E fu sempre Luigi Gedda che suggerì a Pio XII di recitare l’Angelus affacciandosi alla finestra del Suo studio privato.

Così inizia una tradizione che nei decenni ebbe un successo favoloso anche grazie alla trasmissione televisiva, prima su reti locali di Roma e poi via satellite, e oggi anche on line. 

La preghiera mariana ha una tradizione antica e nasce nelle tradizione monastica, ma divenne famosa  grazie a Papa Urbano II che la rese pubblica come preghiera al mattino alla sera e alle dodici nel concilio di Clermont in Francia nel 1095 in parte dedicato alla difesa dai turchi della Chiesa di Bisanzio. La preghiera dell’ Angelus era un ringraziamento per il felice esito della crociata contro le armate turche.

Divenne preghiera comune cui richiamavano le campane momento della Compieta e del coprifuoco, la chiusura delle porte delle città.

Nei secoli successivi la preghiera divenne un punto di riferimento per il popolo cristiano anche per lo scandire delle ore. Alcuni pontefici aggiunsero delle speciali indulgenze legate alla preghiera dell’ Angelus ad esempio in ginocchio. Ancora oggi si lucra la indulgenza parziale se si recita le tre volte al giorno prescritte.

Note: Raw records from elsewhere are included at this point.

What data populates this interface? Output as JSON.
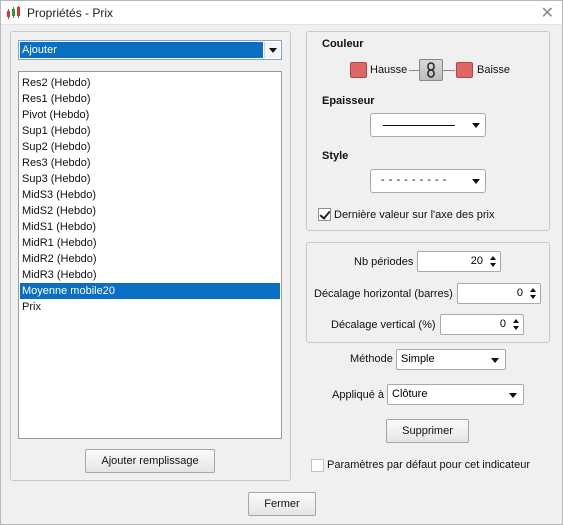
{
  "window": {
    "title": "Propriétés - Prix"
  },
  "left": {
    "dropdown_value": "Ajouter",
    "items": [
      "Res2 (Hebdo)",
      "Res1 (Hebdo)",
      "Pivot (Hebdo)",
      "Sup1 (Hebdo)",
      "Sup2 (Hebdo)",
      "Res3 (Hebdo)",
      "Sup3 (Hebdo)",
      "MidS3 (Hebdo)",
      "MidS2 (Hebdo)",
      "MidS1 (Hebdo)",
      "MidR1 (Hebdo)",
      "MidR2 (Hebdo)",
      "MidR3 (Hebdo)",
      "Moyenne mobile20",
      "Prix"
    ],
    "selected_index": 13,
    "add_fill_button": "Ajouter remplissage"
  },
  "style_panel": {
    "color_heading": "Couleur",
    "up_label": "Hausse",
    "down_label": "Baisse",
    "up_color": "#e06666",
    "down_color": "#e06666",
    "thickness_heading": "Epaisseur",
    "style_heading": "Style",
    "style_value": "- - - - - - - - -",
    "last_value_label": "Dernière valeur sur l'axe des prix",
    "last_value_checked": true
  },
  "params": {
    "periods_label": "Nb périodes",
    "periods_value": "20",
    "hshift_label": "Décalage horizontal (barres)",
    "hshift_value": "0",
    "vshift_label": "Décalage vertical (%)",
    "vshift_value": "0"
  },
  "method": {
    "label": "Méthode",
    "value": "Simple"
  },
  "applied": {
    "label": "Appliqué à",
    "value": "Clôture"
  },
  "delete_button": "Supprimer",
  "default_params_label": "Paramètres par défaut pour cet indicateur",
  "close_button": "Fermer"
}
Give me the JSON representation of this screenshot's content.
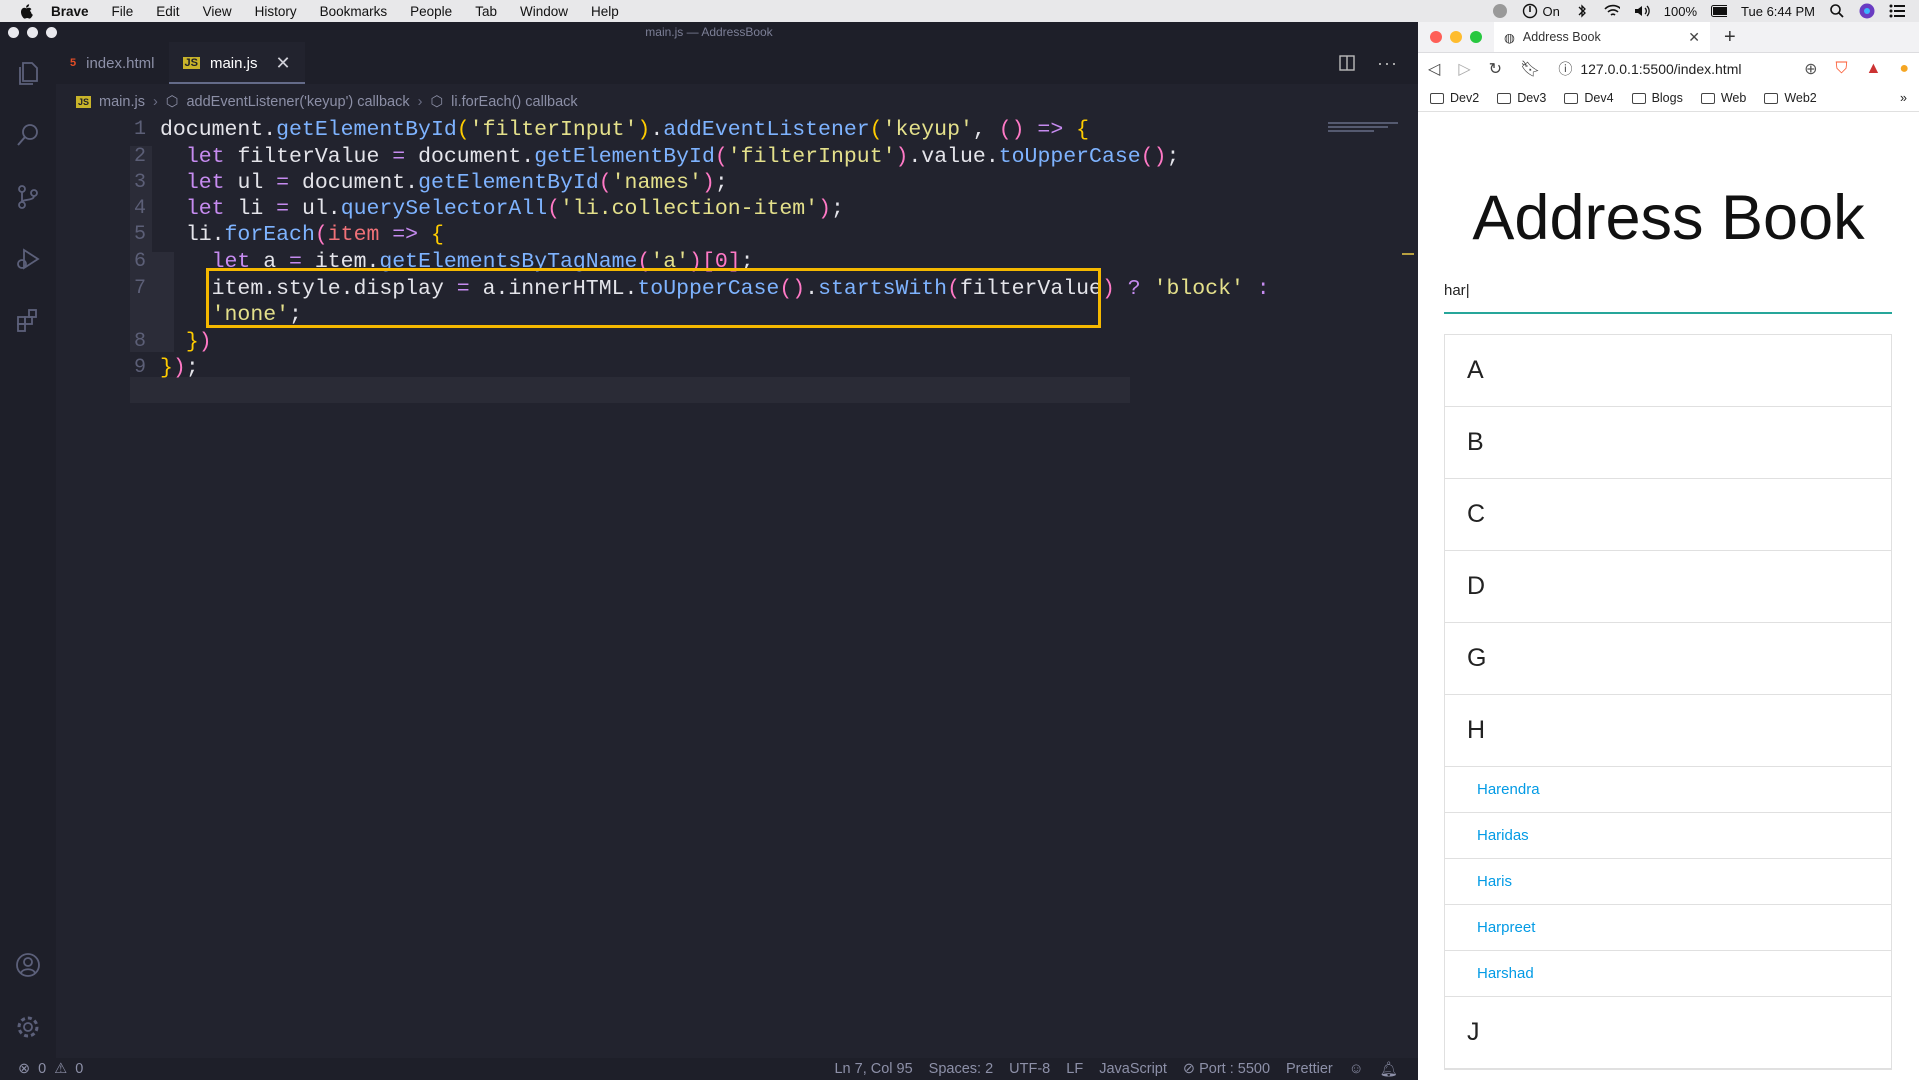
{
  "menubar": {
    "items": [
      "Brave",
      "File",
      "Edit",
      "View",
      "History",
      "Bookmarks",
      "People",
      "Tab",
      "Window",
      "Help"
    ],
    "wifi_label": "On",
    "battery": "100%",
    "clock": "Tue 6:44 PM"
  },
  "vscode": {
    "window_title": "main.js — AddressBook",
    "tabs": [
      {
        "label": "index.html",
        "icon": "html-file-icon"
      },
      {
        "label": "main.js",
        "icon": "js-file-icon"
      }
    ],
    "breadcrumb": [
      "main.js",
      "addEventListener('keyup') callback",
      "li.forEach() callback"
    ],
    "line_numbers": [
      "1",
      "2",
      "3",
      "4",
      "5",
      "6",
      "7",
      "8",
      "9"
    ],
    "status": {
      "problems_errors": "0",
      "problems_warnings": "0",
      "position": "Ln 7, Col 95",
      "spaces": "Spaces: 2",
      "encoding": "UTF-8",
      "eol": "LF",
      "language": "JavaScript",
      "port": "Port : 5500",
      "formatter": "Prettier"
    },
    "code_lines": [
      "document.getElementById('filterInput').addEventListener('keyup', () => {",
      "  let filterValue = document.getElementById('filterInput').value.toUpperCase();",
      "  let ul = document.getElementById('names');",
      "  let li = ul.querySelectorAll('li.collection-item');",
      "  li.forEach(item => {",
      "    let a = item.getElementsByTagName('a')[0];",
      "    item.style.display = a.innerHTML.toUpperCase().startsWith(filterValue) ? 'block' :",
      "    'none';",
      "  })",
      "});"
    ],
    "highlight_color": "#f5b800"
  },
  "browser": {
    "tab_title": "Address Book",
    "url": "127.0.0.1:5500/index.html",
    "bookmarks": [
      "Dev2",
      "Dev3",
      "Dev4",
      "Blogs",
      "Web",
      "Web2"
    ],
    "page": {
      "heading": "Address Book",
      "filter_value": "har",
      "collection": [
        {
          "type": "header",
          "text": "A"
        },
        {
          "type": "header",
          "text": "B"
        },
        {
          "type": "header",
          "text": "C"
        },
        {
          "type": "header",
          "text": "D"
        },
        {
          "type": "header",
          "text": "G"
        },
        {
          "type": "header",
          "text": "H"
        },
        {
          "type": "item",
          "text": "Harendra"
        },
        {
          "type": "item",
          "text": "Haridas"
        },
        {
          "type": "item",
          "text": "Haris"
        },
        {
          "type": "item",
          "text": "Harpreet"
        },
        {
          "type": "item",
          "text": "Harshad"
        },
        {
          "type": "header",
          "text": "J"
        }
      ]
    }
  }
}
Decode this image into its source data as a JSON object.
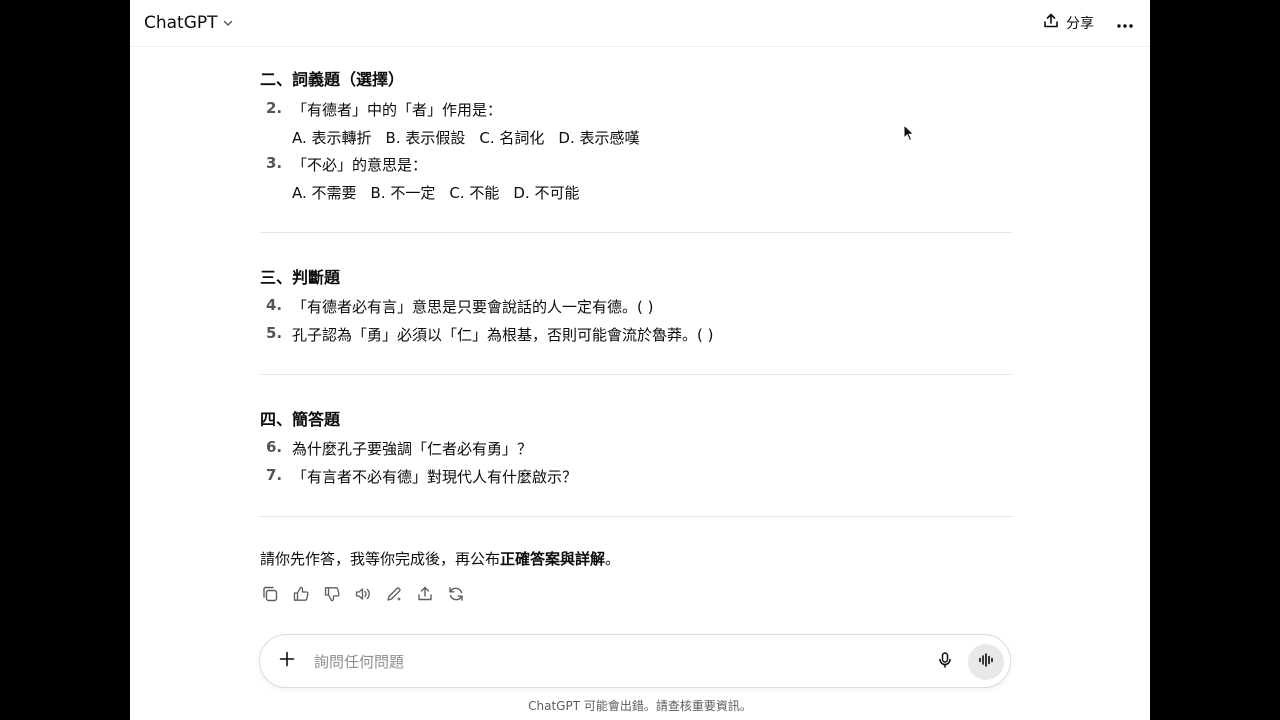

Una particolare consuetudine della Curia romana e di tutti gli uffici vaticani, è quella di recitare l’Angelus di mezzogiorno fermando per i pochissimi minuti della preghiera il lavoro.

In molti uffici ovviamente si recitano l’Angelus mattina, alle dodici e alle 18. Un tempo nei corridoi della Radio Vaticana a mezzogiorno gli altoparlanti portavano la voce di due lettori con la versione semplificata della preghiera in modo che tutti potessero seguirla.

Nel periodo pasquale la preghiera viene sostituita con il Regina Coeli, preghiera strutturata nel medesimo modo. 

I pontefici hanno spesso usato la piccola allocuzione pronunciata prima della preghiera vera e propria per fare dichiarazioni, appelli, catechesi, chiarimenti, annunci. 

Un vero magistero specifico e soprattutto una occasione per parlare in modo specifico di alcuni temi politici e sociali.

Per anni durante il periodo estivo l’appuntamento dell’ Angelus di mezzogiorno era spostato a Castelgandolfo. Il Papa si affacciava nel cortile del Palazzo apostolico rendendo il colloquio con i fedeli quasi personale data la vicinanza.

Oggi Papa Francesco prosegue la consuetudine ma solo in Piazza San Pietro. E nel periodo di pandemia il Papa ha guidato la preghiera dalla Biblioteca del Palazzo Apostolico davanti alla telecamere che a trasmetteva nel mondo.